Tanto Anita como John habían hablado muchas veces del primer líder de Pink Floyd. Barret era un músico genial, que además de servir en bandeja a la banda sus primeros éxitos, había definido su personalidad sonora, extravagante y psicodélica. Lamentablemente, sus experimentos con las drogas consideradas contraculturales en los años sesenta, como el LSD, el peyote y la mescalina, habían provocado daños irreversibles en su cerebro y le habían reducido a la condición de esquizofrénico irrecuperable, de piltrafa mental. Pero su contribución al despegue musical de la banda fue tan crucial durante los primeros años que sus compañeros no le olvidaron jamás y le dedicaron temas tan célebres comoBrain Damage o Shine on you crazy diamond.

– Lo único que trato de decirte -continuó Anita- es que no te tomes tan a la ligera el LSD. Lucy puede ser muy peligrosa. Casi tanto como yo -añadió en un vano intento de hacer sonreír a su pareja.

– ¿Qué te hace suponer que me la tomo a la ligera?

– ¡Me hiciste ingerir un ácido, sin decirme nada! -estalló la mujer-. ¡Y apenas me conocías por entonces!

– Precisamente, Ana -se defendió su marido-. Consideré que la mejor manera de que nos conociéramos era compartir un viaje.

– Aquello fue un acto tan…

– ¿Romántico? -trató de anticipar John.

– No, fascista. ¡Fascista, John, no hay otra palabra! ¡Kesselman me contó que la CIA, en los años cincuenta, se dedicaba a administrar LSD en secreto a cobayas humanos para observar sus reacciones y desarrollar sus técnicas de control de la voluntad humana! ¡Igual que hiciste tú!

– ¡Ana, por favor, estás llevando las cosas a un punto que…

– ¡Déjame terminar! -gritó la mujer-. Lo llamaron proyecto MK-Ultra, y experimentaban con soldados rasos del ejército y con presidiarios.
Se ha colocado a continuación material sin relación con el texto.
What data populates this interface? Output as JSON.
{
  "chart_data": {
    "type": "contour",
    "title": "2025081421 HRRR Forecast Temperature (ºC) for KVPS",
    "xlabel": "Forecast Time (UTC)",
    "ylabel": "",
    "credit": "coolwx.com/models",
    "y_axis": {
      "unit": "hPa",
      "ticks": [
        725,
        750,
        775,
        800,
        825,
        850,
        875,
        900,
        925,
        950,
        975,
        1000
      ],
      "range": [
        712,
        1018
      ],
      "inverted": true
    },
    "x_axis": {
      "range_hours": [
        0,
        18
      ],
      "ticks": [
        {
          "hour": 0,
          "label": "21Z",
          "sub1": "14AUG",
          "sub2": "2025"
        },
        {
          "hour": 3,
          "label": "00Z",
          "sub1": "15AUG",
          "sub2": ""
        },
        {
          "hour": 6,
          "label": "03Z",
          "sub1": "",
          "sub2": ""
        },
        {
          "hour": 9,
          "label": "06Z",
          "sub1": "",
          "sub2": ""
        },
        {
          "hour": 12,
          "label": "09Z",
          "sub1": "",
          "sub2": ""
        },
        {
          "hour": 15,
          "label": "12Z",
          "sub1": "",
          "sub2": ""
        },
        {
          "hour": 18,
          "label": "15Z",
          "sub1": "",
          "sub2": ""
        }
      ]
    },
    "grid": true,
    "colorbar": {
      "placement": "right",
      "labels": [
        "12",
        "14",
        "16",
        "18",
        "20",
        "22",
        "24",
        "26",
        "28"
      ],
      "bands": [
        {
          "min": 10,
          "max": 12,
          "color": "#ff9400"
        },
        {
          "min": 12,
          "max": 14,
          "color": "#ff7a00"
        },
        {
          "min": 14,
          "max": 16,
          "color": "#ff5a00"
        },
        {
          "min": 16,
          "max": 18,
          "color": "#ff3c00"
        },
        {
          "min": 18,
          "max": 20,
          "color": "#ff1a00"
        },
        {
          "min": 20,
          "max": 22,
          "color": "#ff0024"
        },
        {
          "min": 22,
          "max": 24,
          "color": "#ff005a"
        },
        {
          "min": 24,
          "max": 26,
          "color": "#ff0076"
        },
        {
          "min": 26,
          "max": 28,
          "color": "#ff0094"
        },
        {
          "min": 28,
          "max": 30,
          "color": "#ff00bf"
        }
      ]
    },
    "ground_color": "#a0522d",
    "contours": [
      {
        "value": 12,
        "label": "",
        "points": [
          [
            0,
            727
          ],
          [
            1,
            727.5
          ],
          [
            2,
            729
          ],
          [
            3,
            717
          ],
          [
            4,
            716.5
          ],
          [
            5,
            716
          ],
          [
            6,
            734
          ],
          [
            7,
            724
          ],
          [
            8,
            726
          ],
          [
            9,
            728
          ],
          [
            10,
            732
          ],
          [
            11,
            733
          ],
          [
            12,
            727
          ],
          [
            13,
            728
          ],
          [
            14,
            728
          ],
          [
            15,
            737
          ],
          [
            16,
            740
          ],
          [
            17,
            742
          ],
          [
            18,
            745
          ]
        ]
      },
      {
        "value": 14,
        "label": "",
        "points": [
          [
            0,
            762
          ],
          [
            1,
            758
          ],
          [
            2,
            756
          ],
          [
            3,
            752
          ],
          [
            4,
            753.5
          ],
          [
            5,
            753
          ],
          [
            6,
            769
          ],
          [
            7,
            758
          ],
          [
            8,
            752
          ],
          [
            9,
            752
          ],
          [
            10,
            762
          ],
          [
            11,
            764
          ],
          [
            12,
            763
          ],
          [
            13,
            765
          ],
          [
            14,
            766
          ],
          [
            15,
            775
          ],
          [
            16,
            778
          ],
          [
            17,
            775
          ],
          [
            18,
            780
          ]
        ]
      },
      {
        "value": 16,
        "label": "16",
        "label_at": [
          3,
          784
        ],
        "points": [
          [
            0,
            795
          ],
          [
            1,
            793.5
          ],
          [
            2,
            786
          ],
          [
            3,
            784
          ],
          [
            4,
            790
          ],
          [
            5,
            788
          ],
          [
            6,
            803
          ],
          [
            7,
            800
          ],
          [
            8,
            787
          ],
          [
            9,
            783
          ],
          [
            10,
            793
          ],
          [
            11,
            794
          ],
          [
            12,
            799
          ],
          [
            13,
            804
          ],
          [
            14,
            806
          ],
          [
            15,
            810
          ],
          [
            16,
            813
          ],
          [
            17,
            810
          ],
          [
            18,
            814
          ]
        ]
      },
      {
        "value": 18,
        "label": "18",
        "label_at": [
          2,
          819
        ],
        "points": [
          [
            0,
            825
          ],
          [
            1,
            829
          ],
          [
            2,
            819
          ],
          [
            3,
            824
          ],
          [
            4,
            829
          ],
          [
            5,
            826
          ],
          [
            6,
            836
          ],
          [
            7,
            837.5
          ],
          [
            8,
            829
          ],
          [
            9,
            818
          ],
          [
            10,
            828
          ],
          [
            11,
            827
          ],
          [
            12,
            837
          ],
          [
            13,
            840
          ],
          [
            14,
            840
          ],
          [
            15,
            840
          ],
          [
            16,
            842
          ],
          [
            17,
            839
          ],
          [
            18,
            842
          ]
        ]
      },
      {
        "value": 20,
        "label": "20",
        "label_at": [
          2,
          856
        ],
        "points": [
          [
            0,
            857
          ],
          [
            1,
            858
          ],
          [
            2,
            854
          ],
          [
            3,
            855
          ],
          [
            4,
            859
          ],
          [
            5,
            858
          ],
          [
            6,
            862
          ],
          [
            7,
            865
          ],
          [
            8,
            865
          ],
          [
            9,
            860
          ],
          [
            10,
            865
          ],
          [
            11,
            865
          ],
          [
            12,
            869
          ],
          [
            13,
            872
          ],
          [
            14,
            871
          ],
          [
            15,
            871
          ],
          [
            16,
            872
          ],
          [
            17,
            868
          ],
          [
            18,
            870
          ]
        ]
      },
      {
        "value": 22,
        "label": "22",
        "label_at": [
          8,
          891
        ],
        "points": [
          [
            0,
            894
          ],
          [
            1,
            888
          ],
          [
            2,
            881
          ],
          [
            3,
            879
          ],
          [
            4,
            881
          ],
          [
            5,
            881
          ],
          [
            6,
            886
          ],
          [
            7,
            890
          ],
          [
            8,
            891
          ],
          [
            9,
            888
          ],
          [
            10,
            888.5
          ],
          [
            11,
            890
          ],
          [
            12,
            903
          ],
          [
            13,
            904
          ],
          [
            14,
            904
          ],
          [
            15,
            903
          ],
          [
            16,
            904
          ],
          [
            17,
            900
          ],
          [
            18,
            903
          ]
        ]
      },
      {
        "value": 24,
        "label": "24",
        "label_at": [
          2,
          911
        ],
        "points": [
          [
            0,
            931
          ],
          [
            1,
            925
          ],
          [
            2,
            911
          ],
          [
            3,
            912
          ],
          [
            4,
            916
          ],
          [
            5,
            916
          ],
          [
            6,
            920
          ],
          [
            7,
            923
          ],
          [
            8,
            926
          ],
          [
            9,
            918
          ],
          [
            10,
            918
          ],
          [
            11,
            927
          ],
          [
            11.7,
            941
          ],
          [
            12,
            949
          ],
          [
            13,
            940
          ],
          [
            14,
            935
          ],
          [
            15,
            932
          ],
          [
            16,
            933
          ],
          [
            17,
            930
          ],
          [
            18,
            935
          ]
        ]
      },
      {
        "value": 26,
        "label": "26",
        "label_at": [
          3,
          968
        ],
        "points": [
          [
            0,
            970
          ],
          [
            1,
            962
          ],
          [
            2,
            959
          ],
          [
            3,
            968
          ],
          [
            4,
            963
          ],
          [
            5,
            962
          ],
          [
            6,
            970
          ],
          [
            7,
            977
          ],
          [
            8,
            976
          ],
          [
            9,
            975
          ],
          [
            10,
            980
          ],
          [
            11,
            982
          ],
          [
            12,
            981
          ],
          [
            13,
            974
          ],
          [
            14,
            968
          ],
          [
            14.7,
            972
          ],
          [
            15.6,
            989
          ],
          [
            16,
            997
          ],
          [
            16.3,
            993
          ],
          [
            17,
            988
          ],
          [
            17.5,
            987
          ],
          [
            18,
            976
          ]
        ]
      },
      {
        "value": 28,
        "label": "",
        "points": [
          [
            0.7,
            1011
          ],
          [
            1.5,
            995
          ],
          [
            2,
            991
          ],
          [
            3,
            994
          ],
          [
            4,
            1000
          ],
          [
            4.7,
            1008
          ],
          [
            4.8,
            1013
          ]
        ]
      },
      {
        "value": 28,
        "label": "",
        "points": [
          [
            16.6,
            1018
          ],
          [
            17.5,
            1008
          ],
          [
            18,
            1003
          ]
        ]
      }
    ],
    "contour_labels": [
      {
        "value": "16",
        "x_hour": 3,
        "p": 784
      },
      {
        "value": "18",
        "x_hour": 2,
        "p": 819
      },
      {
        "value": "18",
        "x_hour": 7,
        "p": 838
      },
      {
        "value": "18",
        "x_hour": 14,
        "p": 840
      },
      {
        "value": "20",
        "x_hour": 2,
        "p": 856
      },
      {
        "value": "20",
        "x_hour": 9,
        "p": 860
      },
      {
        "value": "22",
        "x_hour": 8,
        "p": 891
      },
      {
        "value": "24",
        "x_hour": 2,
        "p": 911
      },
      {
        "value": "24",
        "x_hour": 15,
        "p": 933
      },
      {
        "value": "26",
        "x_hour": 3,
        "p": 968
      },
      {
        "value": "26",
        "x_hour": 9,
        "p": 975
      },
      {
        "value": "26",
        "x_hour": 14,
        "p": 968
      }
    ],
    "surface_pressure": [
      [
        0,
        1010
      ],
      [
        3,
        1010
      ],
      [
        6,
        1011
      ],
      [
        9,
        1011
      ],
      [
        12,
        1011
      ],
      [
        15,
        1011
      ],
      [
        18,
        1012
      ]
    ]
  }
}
Después empezaron con agentes de la propia CIA (uno de ellos tuvo un viaje tan espeluznante que se suicidó), y terminaron administrándole la droga a proxenetas, prostitutas e indigentes.

John trató de cambiar de táctica.

– De acuerdo -dijo-, te colé un ácido en el café, como si fuera un terrón de azúcar. ¿Cuántas veces te he pedido perdón por aquello? En cambio tú jamás has reconocido que esa experiencia fue una de las más fecundas e inolvidables de nuestra vida.

Se produjo un largo silencio por ambas partes. La evocación de aquella mágica noche lisérgica trajo tal cantidad de recuerdos y emociones a la pareja que, durante más de un minuto, ninguno de los dos fue capaz de articular palabra. John se dio cuenta de pronto de que su mujer estaba llorando. Pero sus lágrimas no eran ni de felicidad ni de pesadumbre; se trataba más bien de una reacción nerviosa, de un desahogo emocional debido a la intensidad de los recuerdos que acababa de revivir. John se acercó entonces a Anita y la abrazó durante largo rato. Los sollozos fueron remitiendo y a los diez minutos de comunicación silenciosa empezaron a brotar las primeras palabras de diálogo entre ellos. Poco a poco, las frases breves y espaciadas se hicieron más frecuentes y prolijas, hasta que la conversación cobró la fuerza de un torrente. John y Anita se encontraron de repente recordando los mejores momentos de la noche de su primer ácido, como si fueran dos buenos aficionados al cine comentando una película que les hubiera marcado de por vida.